Unix: Why not use Unix Domain Sockets for Named Pipes? #14633

bpschoch · 2015-05-27T21:25:21Z

System.IO.Pipes map to native windows implementations of anonymous and named pipes.

Windows anonymous are close in implementation to Unix pipes in that they are one way and byte oriented (not datagram or message oriented).

On the other hand, Named pipes can be either full (supporting I/O in both directions) or half (I/O in one direction) and messages can either be byte oriented or message/datagram oriented. Pipe connections can also be made across systems through the network (I believe using SMB)

Unix has named pipes called FiFo's but they are one way only and not message oriented. The current Pipes port for corefx under unix uses FIfo's and therefore is a subset implementation.

Instead of using Fifo's why don't we use Unix Domain Sockets? They support most of the functionality of windows named pipes including full/half duplex, byte or message oriented. They however don't support cross system connections. see overview of Unix Domain Sockets here: http://www.thomasstover.com/uds.html

Ultimately, what is the goal of the corefx library on a different platform? To bind to existing similar functionality? or to provide strict portability of the api's across platforms (what I'm calling emulation)?

If we strictly bind, then there will always be limitations and differences on functionality provided thus decreasing portability. However by binding, we are hooking into existing OS capabilities and can in theory hook up to other non-net apps on the host platform.

If we strictly emulate (e.g. say grab a chunk of shared memory and then using semaphores to strictly emulate named pipes functionality under Unix), then we can be extremely portable however we can't communicate with anything else.

A possible solution is to extend what can be used as a 'pipe name' in the system.io.pipes implementation where the syntax can be extended to give hints as to what to bind to in the underlying implementation but with the default (without any extended syntax) defaulting to an emulated functional solution.

Comments?

stephentoub · 2015-05-28T12:36:34Z

@bpschoch, thanks for the suggestion.

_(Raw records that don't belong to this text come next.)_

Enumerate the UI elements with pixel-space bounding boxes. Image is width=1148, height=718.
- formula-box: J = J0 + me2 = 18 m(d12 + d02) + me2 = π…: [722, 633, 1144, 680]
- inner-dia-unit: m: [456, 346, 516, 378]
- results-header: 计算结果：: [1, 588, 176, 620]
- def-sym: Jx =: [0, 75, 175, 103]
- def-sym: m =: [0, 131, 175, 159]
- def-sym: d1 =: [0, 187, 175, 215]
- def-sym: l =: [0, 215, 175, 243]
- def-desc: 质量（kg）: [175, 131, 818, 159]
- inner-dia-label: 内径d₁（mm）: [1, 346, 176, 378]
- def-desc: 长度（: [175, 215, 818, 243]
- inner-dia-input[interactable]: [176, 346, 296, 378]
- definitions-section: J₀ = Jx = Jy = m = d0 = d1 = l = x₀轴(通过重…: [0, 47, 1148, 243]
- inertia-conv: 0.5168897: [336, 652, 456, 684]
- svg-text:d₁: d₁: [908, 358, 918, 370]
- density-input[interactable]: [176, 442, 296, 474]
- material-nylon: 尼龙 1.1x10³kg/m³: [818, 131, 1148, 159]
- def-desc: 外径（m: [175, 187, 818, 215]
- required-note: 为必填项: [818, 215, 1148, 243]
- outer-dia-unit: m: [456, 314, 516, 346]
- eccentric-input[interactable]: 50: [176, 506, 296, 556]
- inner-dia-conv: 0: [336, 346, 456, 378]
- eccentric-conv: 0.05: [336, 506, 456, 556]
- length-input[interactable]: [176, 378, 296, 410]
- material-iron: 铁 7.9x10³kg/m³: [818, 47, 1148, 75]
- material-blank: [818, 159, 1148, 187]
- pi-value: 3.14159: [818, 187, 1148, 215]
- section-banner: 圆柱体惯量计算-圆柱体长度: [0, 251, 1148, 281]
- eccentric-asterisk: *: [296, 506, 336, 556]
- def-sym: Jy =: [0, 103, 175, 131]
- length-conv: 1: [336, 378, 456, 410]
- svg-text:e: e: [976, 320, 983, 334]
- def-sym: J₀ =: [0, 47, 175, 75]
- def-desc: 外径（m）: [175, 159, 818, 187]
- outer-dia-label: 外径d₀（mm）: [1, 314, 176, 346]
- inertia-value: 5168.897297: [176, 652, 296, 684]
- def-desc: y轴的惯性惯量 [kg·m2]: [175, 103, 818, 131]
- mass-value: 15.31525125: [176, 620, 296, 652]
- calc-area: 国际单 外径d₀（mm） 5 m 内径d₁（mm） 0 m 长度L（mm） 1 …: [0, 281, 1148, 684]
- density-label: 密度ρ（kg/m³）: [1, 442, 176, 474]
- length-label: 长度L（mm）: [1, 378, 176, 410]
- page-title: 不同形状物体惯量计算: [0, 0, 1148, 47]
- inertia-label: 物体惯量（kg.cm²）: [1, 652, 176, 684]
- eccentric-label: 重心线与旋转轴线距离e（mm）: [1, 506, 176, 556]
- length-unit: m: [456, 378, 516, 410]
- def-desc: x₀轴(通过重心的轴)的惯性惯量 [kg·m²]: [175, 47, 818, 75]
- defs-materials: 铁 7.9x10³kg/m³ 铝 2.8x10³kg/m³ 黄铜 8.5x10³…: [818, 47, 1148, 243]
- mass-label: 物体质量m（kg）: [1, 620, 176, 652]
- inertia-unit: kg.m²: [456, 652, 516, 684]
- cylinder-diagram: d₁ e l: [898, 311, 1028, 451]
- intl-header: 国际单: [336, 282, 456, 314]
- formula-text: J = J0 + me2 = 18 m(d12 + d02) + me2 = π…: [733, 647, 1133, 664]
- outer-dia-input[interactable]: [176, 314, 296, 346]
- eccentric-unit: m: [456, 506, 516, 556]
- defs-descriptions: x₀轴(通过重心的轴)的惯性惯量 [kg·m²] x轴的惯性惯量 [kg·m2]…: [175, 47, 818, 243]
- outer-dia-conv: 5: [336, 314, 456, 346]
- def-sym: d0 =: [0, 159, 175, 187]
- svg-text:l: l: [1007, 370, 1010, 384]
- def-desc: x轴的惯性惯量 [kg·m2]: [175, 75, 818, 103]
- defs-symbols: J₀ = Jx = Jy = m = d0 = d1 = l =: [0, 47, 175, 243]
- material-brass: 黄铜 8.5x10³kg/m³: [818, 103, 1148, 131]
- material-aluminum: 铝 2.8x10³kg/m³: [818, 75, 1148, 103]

For the initial implementation, I went with named pipes / FIFOs as the named pipes implementation because a) it would allow for integration with other tools (as you mentioned), and b) it provided a good-enough mapping of most of the features (as you say, not all) and seemed to make logical sense to use the OS' implementation of the mechanism. That said, if you believe that Unix Domain Sockets would yield a better implementation, we'd certainly be open to exploring that; if you're interested, please feel free to submit a PR with such an implementation, and we'll happily take a look.

bpschoch · 2015-05-28T13:49:47Z

I had multiple purposes in making that post if you read between the lines:

Can we do better in implementing pipes functionality in Unix? yes using Unix Domain Sockets
Do we then have a completely portable implementation in Unix? no (i.e. side effects, number of servers, read/write semantics etc)
Start a discussion on portability and what it means (may only be reasonable for pipes but perhaps more)

What do I mean by 'portable'? My purest definition is that I can take a working .net app running on windows and move it to a non-windows environment and have it work (limited by what is provided in the library, there is no forms support because library doesn't support forms).

So that being the case, I should be able to take an app that uses pipes as documented in MSDN for windows and move it a non-windows platform and it should work.

The tensions we have are that other platforms don't support the same underlying functionality so if you want pure portability then the only option is emulation of the functionality. However as I brought up, then it prevents interoperability which then I would argue is no longer an portability issue but an adaptation issue (i.e. things I have to tweak to make it work on an other platform).

So it seems that they are potentially two competing goals: One to provide a portable implementation that works without changing the app; Two to provide a binding to underlying platforms similar but different implementation.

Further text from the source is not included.